The same iconic status line as all InfoWindow and InfoWindow II terminals (and some others, e.g., 3180). Up to two display sessions ("sides") and a printer session (a 3488 has four sides and a printer session, but requires a separate monitor).

Thanks! I complemented the table.

Double-pigtail-style auto-terminating Twinax connector.

Wasn't this standard on all 34xx terminals?

Both of the terminals we had (the other being a 3180) when I was hired are long-gone (the 3180 failed in a rather spectacular fashion: something, probably the flyback transformer, shorted out, blowing a fuse.

FBTs can indeed have faults leading to (most often) fried line deflection switching transistors.

When I replaced the fuse and applied power, the fuse didn't just blow; it exploded.)

More likely it was the PSU's main switching transistor being overloaded by another fault somewhere else.
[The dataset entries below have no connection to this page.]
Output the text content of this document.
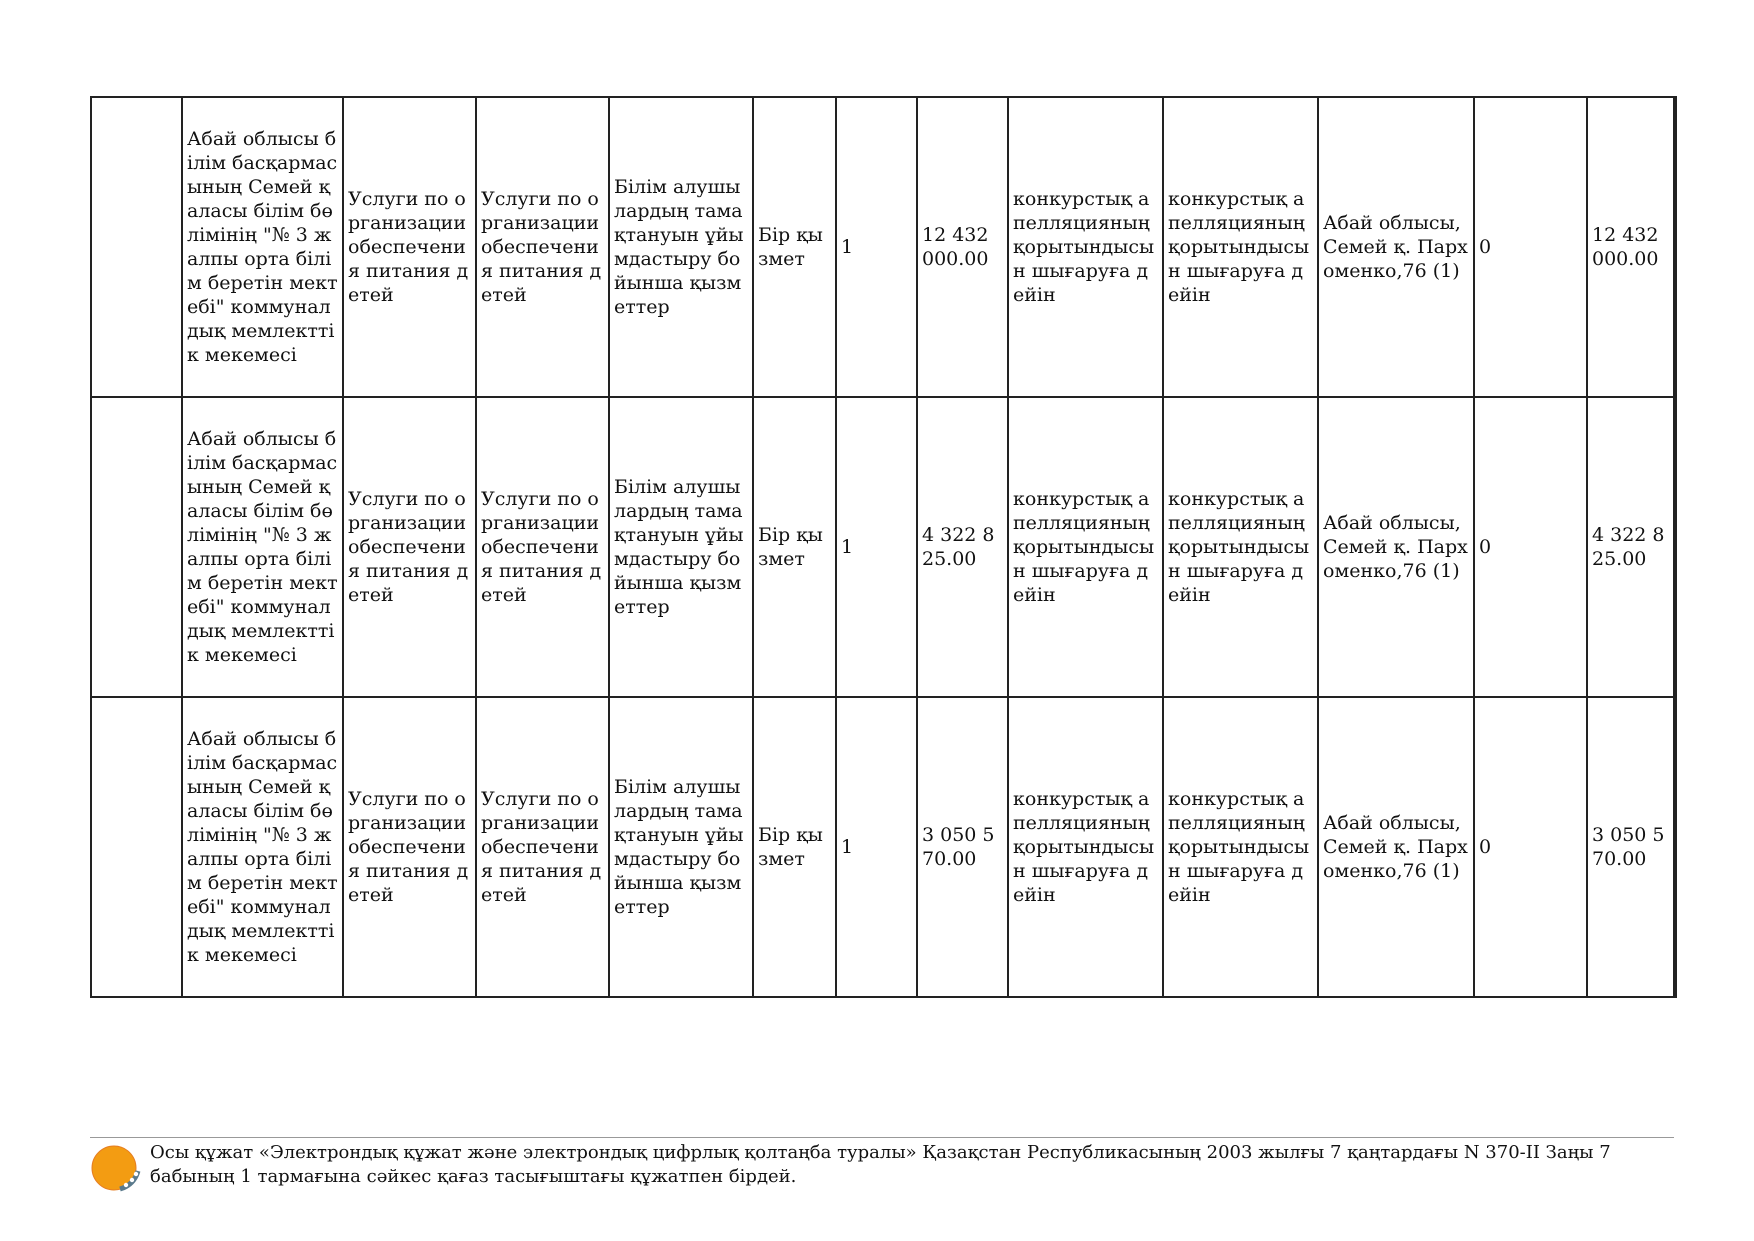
	Абай облысы білім басқармасының Семей қаласы білім бөлімінің "№ 3 жалпы орта білім беретін мектебі" коммуналдық мемлекттік мекемесі	Услуги по организации обеспечения питания детей	Услуги по организации обеспечения питания детей	Білім алушылардың тамақтануын ұйымдастыру бойынша қызметтер	Бір қызмет	1	12 432 000.00	конкурстық апелляцияның қорытындысын шығаруға дейін	конкурстық апелляцияның қорытындысын шығаруға дейін	Абай облысы, Семей қ. Пархоменко,76 (1)	0	12 432 000.00
	Абай облысы білім басқармасының Семей қаласы білім бөлімінің "№ 3 жалпы орта білім беретін мектебі" коммуналдық мемлекттік мекемесі	Услуги по организации обеспечения питания детей	Услуги по организации обеспечения питания детей	Білім алушылардың тамақтануын ұйымдастыру бойынша қызметтер	Бір қызмет	1	4 322 825.00	конкурстық апелляцияның қорытындысын шығаруға дейін	конкурстық апелляцияның қорытындысын шығаруға дейін	Абай облысы, Семей қ. Пархоменко,76 (1)	0	4 322 825.00
	Абай облысы білім басқармасының Семей қаласы білім бөлімінің "№ 3 жалпы орта білім беретін мектебі" коммуналдық мемлекттік мекемесі	Услуги по организации обеспечения питания детей	Услуги по организации обеспечения питания детей	Білім алушылардың тамақтануын ұйымдастыру бойынша қызметтер	Бір қызмет	1	3 050 570.00	конкурстық апелляцияның қорытындысын шығаруға дейін	конкурстық апелляцияның қорытындысын шығаруға дейін	Абай облысы, Семей қ. Пархоменко,76 (1)	0	3 050 570.00
Осы құжат «Электрондық құжат және электрондық цифрлық қолтаңба туралы» Қазақстан Республикасының 2003 жылғы 7 қаңтардағы N 370-II Заңы 7 бабының 1 тармағына сәйкес қағаз тасығыштағы құжатпен бірдей.
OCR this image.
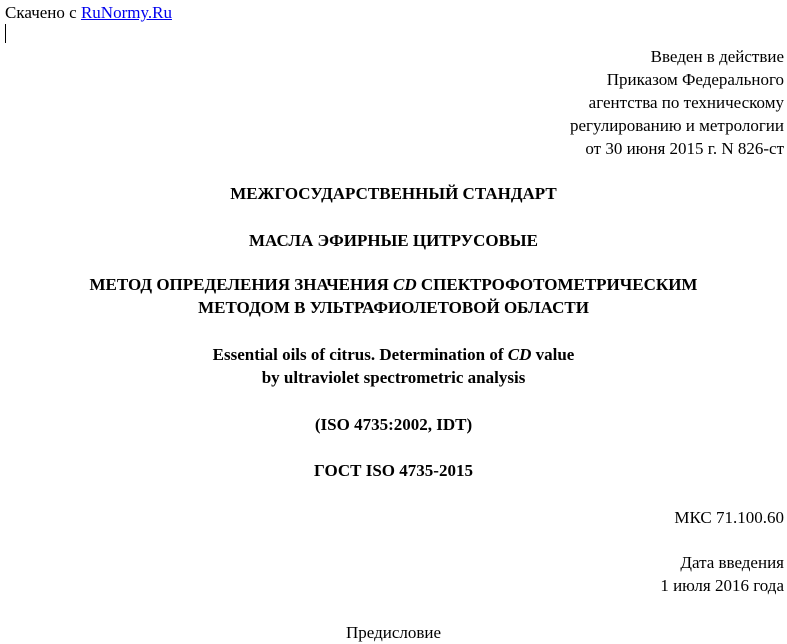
Скачено с RuNormy.Ru
Введен в действие
Приказом Федерального
агентства по техническому
регулированию и метрологии
от 30 июня 2015 г. N 826-ст
МЕЖГОСУДАРСТВЕННЫЙ СТАНДАРТ
МАСЛА ЭФИРНЫЕ ЦИТРУСОВЫЕ
МЕТОД ОПРЕДЕЛЕНИЯ ЗНАЧЕНИЯ CD СПЕКТРОФОТОМЕТРИЧЕСКИМ
МЕТОДОМ В УЛЬТРАФИОЛЕТОВОЙ ОБЛАСТИ
Essential oils of citrus. Determination of CD value
by ultraviolet spectrometric analysis
(ISO 4735:2002, IDT)
ГОСТ ISO 4735-2015
МКС 71.100.60
Дата введения
1 июля 2016 года
Предисловие
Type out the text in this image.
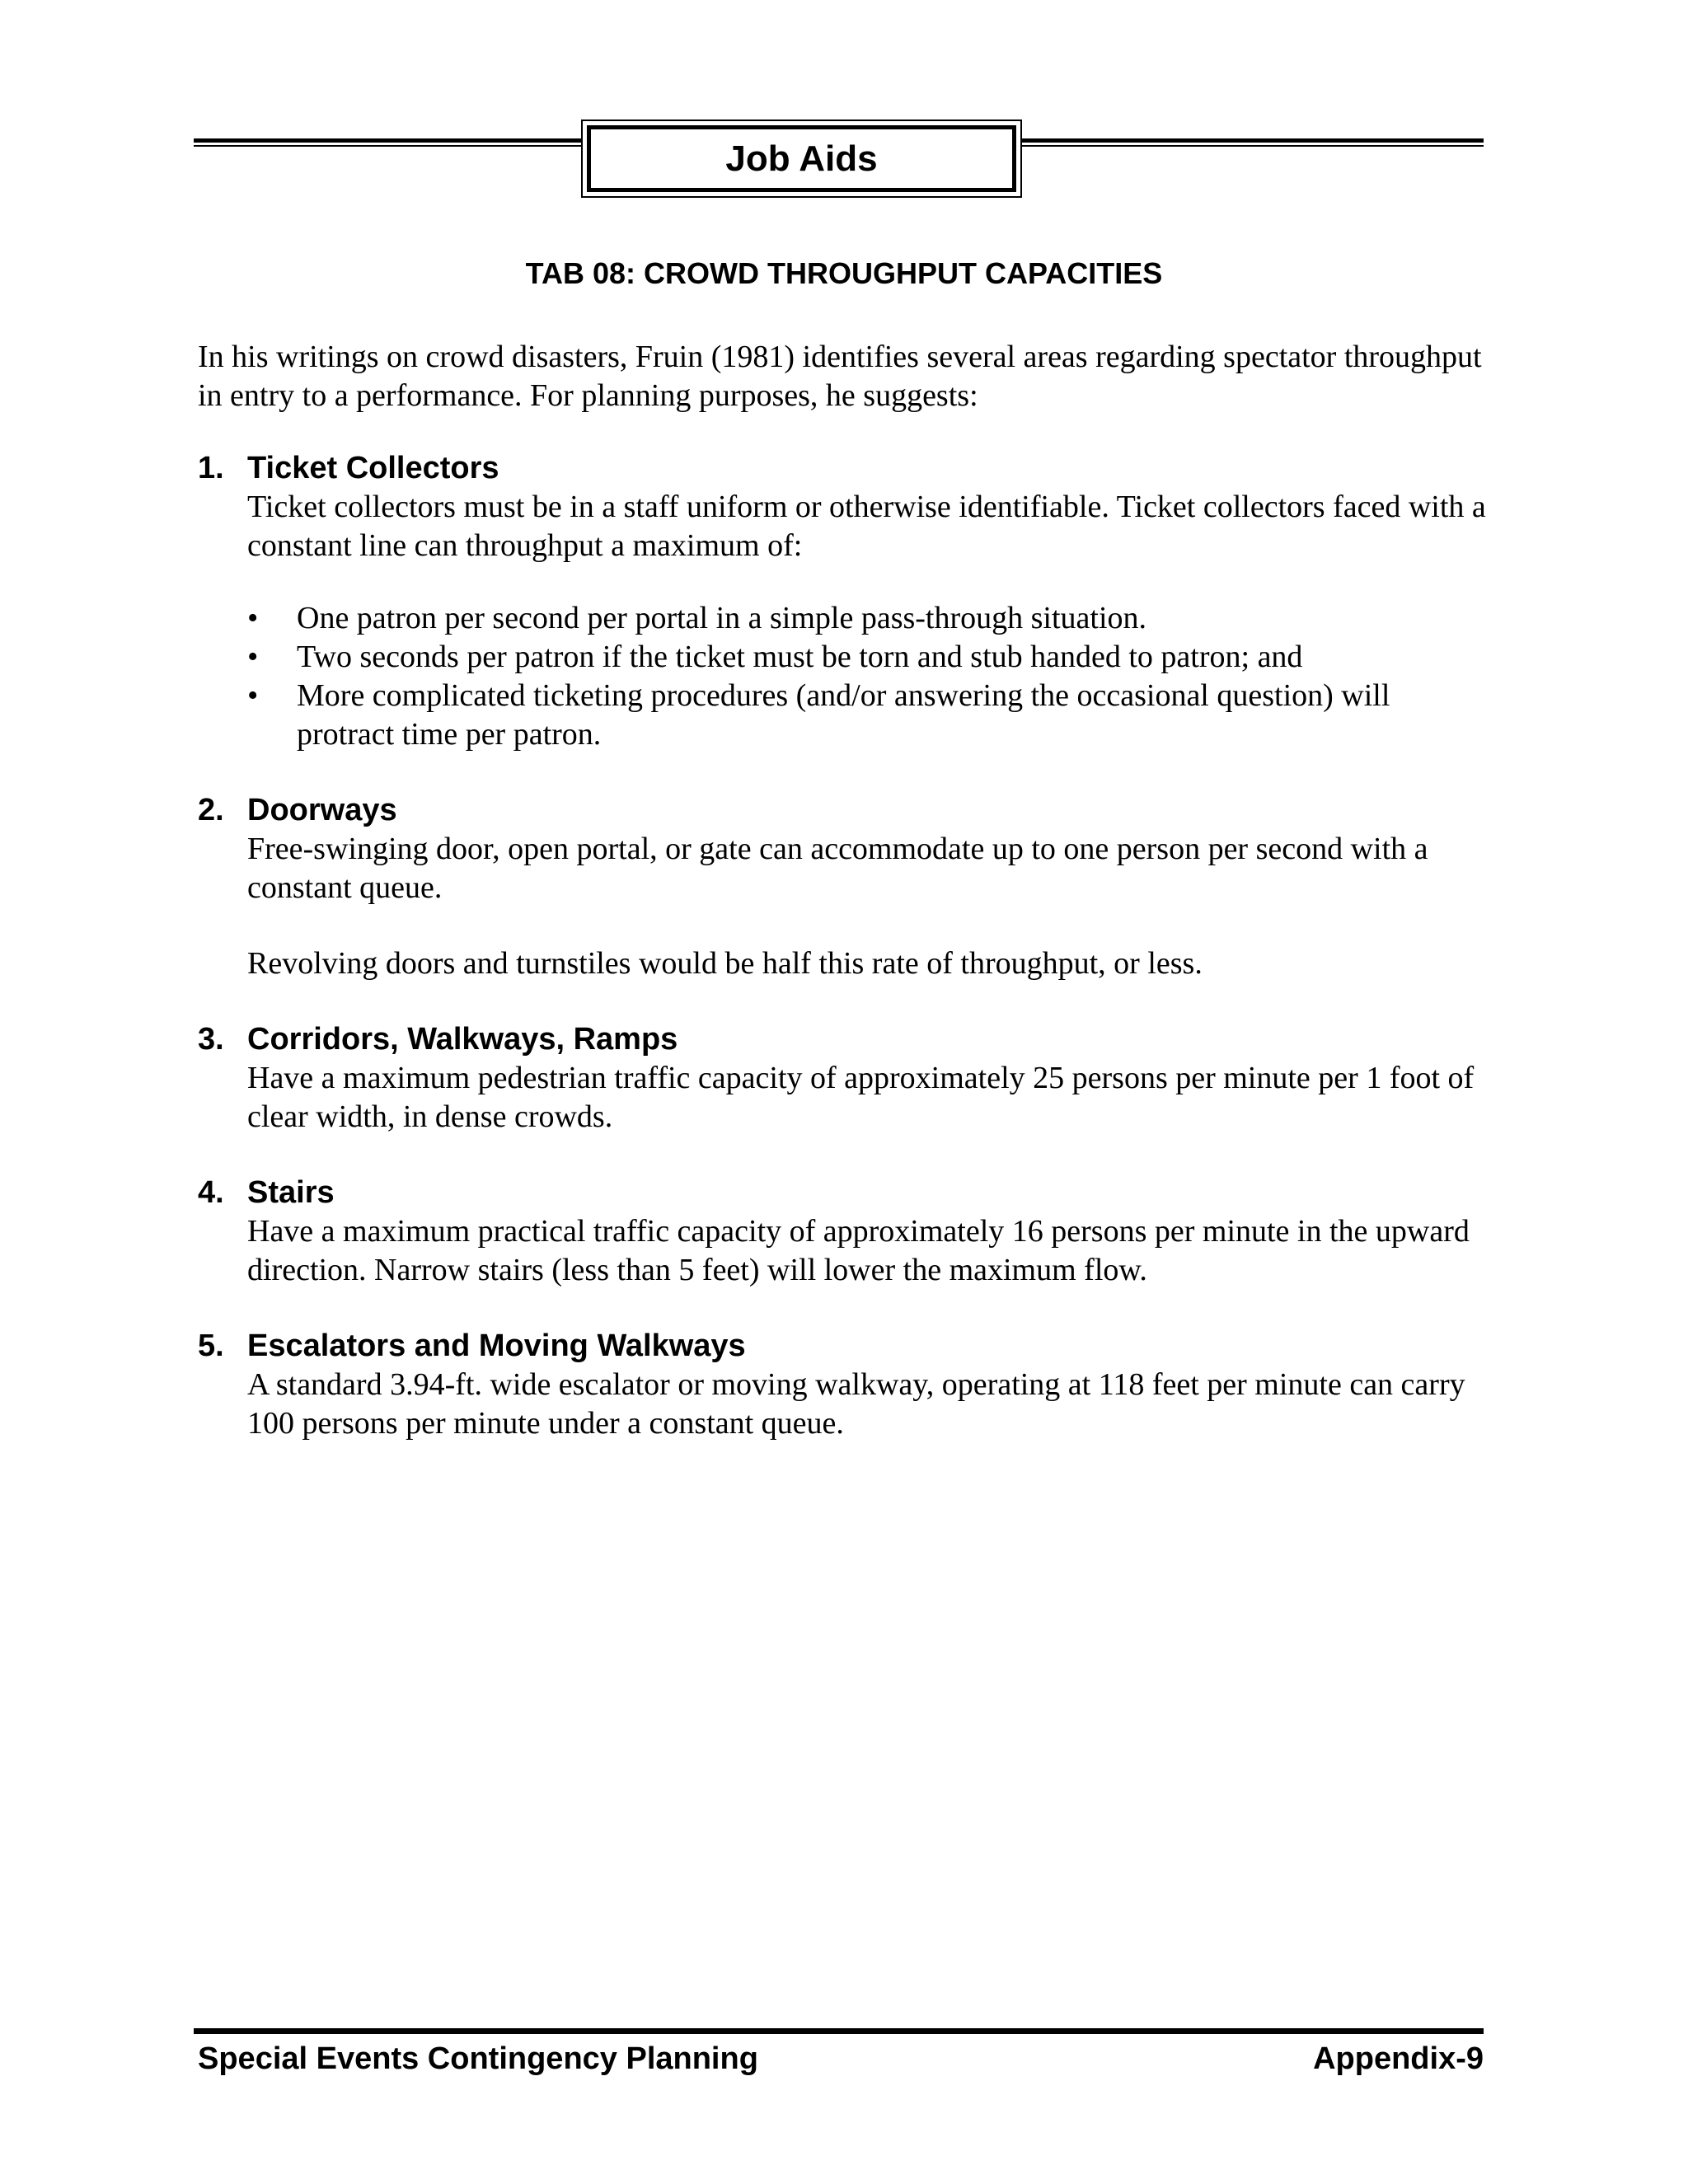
Job Aids
TAB 08: CROWD THROUGHPUT CAPACITIES

In his writings on crowd disasters, Fruin (1981) identifies several areas regarding spectator throughput in entry to a performance. For planning purposes, he suggests:

1. Ticket Collectors

Ticket collectors must be in a staff uniform or otherwise identifiable. Ticket collectors faced with a constant line can throughput a maximum of:

•	One patron per second per portal in a simple pass-through situation.
•	Two seconds per patron if the ticket must be torn and stub handed to patron; and
•	More complicated ticketing procedures (and/or answering the occasional question) will protract time per patron.
2. Doorways

Free-swinging door, open portal, or gate can accommodate up to one person per second with a constant queue.

Revolving doors and turnstiles would be half this rate of throughput, or less.

3. Corridors, Walkways, Ramps

Have a maximum pedestrian traffic capacity of approximately 25 persons per minute per 1 foot of clear width, in dense crowds.

4. Stairs

Have a maximum practical traffic capacity of approximately 16 persons per minute in the upward direction. Narrow stairs (less than 5 feet) will lower the maximum flow.

5. Escalators and Moving Walkways

A standard 3.94-ft. wide escalator or moving walkway, operating at 118 feet per minute can carry 100 persons per minute under a constant queue.

Special Events Contingency Planning	Appendix-9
When a fuse reacts in this way, the problem must be on the primary side of the PSU. :-)

We now have a 3477-FA (monochrome InfoWindow with amber screen; it was cheaper than green or color, and amber is actually the easiest on the eyes), a 3488 (as I said, InfoWindow II with 4 sides, requiring a separate monitor), and an Affirmative Twinax Yestation. (2 sides, requiring a separate monitor, but all the standard EBCDIC codepages were built in, unlike any IBM terminals). All of them were purchased used (and I don't think Affirmative was still making any Twinax models by the time we got our Yestation).

I envy you. I'd very much love to have a fitting amber colored replacement tube for my broken 3486. The only amber screens I have is an ASCII terminal, made by Televideo, and a "Hercules" (MDA) monitor for PCs.

Easy on the eyes is something rather subjective. Ask ten people and you'll get eleven opinions. ;-)

I actually got an Alcatel Twinax terminal, very similar to the screen-less 348x. But Supporting 8 screen sessions. A bit much, I guess. ;-) But no support for enhanced 5250.

The only CRTs still in use here are the ones on the terminals: I have het to find an LCD monitor that plays well with the 3488 or the Yestation.

Forget about it. There's no such thing as a LCD screen which matches the native resolution of the analog video output. No matter what you do, it will always look awful and straining to the eyes. The only thing you can do is find a display where you can disable scaling to full-screen on the analog input. This will leave a more or less big black canvas around the actual screen content, but at least that small "window" will be crisp and sharp without insulting the eye.

(Btw. people playing old, low-resolution games full-screen are facing similar issues.)